More than ever, the luxury watch industry needs a strong global platform to promote watchmaking. The latest numbers from the Federation of the Swiss Watch Industry (FH) offer more than proof:
“Swiss watch exports fell sharply in March , decreasing by 21.9% to 1.4 billion francs. Although very marked, the decline was nonetheless lower than the drop in sales in some of the main markets. A deterioration is expected in April. The fall in volumes (-43.1%) is more representative – on average – of the real state of the watch market. Steel watches saw one of the steepest declines in value, […] which fell by almost half. The number of watches exported fell by almost 700,000 in March, producing an unprecedented monthly figure of 900,000 units.”
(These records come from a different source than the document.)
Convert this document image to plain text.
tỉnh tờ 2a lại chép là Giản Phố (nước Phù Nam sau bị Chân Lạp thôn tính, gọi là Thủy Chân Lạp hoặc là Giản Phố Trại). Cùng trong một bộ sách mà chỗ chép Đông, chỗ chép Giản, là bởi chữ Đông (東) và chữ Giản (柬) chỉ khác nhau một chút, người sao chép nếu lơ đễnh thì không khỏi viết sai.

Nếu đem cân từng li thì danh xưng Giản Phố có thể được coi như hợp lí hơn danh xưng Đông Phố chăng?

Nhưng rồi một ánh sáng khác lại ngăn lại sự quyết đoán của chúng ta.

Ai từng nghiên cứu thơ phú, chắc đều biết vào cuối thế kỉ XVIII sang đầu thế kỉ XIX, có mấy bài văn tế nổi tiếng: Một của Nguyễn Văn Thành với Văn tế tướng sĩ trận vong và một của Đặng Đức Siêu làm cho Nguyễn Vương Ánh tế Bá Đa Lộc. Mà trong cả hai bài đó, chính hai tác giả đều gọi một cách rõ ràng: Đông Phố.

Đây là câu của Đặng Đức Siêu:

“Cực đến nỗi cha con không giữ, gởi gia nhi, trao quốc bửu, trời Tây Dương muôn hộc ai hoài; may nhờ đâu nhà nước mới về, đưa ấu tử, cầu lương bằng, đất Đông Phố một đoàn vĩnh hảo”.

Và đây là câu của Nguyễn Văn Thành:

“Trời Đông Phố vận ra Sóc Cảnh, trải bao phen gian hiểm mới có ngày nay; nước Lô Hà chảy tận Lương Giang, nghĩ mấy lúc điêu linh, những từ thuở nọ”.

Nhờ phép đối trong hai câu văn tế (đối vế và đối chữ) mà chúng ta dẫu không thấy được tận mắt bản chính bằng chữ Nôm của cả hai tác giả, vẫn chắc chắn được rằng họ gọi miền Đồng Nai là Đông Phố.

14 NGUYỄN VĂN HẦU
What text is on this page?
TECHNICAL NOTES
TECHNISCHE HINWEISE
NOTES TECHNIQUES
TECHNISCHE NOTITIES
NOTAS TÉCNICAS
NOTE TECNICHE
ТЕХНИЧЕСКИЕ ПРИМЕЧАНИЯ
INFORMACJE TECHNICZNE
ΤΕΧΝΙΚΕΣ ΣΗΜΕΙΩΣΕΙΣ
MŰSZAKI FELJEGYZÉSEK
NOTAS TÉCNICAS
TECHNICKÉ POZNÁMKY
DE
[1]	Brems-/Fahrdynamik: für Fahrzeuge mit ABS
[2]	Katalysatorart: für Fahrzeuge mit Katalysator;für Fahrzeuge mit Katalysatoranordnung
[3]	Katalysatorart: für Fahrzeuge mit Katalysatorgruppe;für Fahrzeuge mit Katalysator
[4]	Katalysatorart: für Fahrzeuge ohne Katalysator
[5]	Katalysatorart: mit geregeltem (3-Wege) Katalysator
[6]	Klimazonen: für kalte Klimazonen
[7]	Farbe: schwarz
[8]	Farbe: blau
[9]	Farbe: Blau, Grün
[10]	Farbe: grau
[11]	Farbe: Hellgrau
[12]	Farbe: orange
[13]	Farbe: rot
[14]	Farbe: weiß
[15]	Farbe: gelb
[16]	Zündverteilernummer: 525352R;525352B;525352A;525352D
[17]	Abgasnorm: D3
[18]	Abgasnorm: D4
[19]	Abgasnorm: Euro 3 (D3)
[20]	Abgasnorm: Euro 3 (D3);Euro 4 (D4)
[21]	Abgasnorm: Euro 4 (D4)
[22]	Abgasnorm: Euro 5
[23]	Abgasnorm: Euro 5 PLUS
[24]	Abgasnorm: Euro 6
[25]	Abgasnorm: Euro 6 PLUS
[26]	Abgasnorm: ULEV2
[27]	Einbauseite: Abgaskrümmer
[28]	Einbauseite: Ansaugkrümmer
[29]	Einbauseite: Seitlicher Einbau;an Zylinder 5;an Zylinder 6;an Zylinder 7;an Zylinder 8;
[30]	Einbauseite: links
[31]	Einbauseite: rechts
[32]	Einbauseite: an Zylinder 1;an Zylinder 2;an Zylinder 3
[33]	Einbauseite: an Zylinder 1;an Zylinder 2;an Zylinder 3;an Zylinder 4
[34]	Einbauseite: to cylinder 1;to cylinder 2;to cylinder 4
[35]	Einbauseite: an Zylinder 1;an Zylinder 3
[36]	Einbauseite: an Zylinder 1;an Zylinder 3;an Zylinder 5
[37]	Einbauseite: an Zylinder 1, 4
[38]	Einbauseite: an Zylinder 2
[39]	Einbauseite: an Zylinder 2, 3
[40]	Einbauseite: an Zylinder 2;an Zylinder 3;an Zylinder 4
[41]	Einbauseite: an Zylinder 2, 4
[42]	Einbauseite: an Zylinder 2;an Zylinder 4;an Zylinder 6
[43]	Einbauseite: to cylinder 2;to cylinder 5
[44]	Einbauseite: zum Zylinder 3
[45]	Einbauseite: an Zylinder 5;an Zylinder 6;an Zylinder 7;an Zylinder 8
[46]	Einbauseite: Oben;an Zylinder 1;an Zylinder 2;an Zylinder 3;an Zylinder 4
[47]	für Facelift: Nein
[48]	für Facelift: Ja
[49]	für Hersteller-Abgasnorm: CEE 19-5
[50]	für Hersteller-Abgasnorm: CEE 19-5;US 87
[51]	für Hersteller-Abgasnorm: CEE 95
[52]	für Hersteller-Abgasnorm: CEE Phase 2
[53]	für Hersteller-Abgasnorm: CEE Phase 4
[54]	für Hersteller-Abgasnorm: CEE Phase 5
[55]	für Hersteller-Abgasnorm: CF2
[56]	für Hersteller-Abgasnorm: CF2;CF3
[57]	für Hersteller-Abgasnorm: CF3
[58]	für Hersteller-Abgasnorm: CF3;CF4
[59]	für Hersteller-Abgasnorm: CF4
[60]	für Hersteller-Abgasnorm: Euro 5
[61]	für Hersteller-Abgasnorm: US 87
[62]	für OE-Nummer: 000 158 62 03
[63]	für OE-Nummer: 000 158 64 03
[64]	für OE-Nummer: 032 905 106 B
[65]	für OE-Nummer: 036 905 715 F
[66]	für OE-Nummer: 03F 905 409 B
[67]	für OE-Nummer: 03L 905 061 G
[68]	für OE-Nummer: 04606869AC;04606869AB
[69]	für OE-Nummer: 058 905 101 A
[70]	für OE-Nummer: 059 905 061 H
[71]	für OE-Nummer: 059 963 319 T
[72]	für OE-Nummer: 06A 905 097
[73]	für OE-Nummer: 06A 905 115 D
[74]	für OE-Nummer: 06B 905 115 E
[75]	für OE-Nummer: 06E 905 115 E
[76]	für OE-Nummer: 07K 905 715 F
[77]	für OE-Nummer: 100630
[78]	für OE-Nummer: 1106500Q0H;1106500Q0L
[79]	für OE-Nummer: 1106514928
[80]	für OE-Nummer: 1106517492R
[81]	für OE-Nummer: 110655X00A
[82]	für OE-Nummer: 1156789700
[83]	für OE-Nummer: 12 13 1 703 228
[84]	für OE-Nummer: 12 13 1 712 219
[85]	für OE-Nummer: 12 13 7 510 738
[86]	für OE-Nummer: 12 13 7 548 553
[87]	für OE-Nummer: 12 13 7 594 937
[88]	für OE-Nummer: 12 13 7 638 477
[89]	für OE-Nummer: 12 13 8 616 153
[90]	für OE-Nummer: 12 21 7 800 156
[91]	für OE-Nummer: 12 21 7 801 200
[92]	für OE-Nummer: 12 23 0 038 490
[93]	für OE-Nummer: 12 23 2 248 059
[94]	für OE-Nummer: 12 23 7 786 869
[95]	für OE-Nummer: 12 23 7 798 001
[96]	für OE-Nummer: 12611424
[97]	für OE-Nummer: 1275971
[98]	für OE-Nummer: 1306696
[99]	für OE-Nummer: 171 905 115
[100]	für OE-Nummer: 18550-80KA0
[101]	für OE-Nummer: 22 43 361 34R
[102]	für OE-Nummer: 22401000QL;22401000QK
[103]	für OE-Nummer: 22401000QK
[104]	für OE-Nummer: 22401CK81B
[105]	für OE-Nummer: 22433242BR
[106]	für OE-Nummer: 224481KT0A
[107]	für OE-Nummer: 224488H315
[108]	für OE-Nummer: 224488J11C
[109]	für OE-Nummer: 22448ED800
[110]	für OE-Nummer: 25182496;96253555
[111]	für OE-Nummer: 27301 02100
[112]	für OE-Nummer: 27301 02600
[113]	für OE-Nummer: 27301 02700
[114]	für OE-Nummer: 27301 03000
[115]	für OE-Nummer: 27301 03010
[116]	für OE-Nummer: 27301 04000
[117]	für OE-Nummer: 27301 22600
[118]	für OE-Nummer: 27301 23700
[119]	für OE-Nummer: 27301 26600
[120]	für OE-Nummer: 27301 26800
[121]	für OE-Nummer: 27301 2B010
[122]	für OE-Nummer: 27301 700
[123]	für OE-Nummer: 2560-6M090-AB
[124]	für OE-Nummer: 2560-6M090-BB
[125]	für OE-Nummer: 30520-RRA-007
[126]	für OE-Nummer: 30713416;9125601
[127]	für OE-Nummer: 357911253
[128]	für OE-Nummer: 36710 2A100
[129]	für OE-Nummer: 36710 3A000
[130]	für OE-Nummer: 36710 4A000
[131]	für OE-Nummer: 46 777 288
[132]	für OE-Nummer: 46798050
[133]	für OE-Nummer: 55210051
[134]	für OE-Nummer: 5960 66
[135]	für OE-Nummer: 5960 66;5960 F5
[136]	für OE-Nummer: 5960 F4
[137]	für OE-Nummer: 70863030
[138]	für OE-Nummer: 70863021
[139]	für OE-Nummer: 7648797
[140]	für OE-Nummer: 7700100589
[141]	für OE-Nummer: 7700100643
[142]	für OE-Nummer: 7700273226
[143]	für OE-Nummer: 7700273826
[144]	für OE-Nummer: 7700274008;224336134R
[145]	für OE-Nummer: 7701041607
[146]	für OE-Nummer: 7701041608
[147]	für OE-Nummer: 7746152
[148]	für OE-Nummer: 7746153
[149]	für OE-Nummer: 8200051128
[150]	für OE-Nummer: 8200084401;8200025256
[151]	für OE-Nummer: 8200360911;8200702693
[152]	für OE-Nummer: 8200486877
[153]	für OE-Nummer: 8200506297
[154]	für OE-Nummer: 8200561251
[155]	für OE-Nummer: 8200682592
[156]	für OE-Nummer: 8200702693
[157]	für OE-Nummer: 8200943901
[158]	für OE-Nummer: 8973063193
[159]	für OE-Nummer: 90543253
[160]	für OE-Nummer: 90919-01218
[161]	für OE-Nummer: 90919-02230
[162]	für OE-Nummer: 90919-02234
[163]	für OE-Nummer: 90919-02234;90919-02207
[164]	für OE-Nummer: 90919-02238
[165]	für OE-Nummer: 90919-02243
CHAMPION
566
Regrettably, Baselworld clearly missed its chance to defend its unique position in the global watch industry in the last couple of years, while more agile players like the FHH stepped in with new ideas. It remains to be seen if this new setup will be open enough to better unite the different players of the watch industry (which doesn’t stop with A. Lange & Söhne as the only non-Swiss brand currently exhibiting in Geneva). And let’s hope Geneva will be a more hospitable city than Basel, once significantly more people will travel to the second-most populous city in Switzerland (which logistically shouldn’t be an issue, since more than 600,000 visitors are already attending the Geneva Car Show).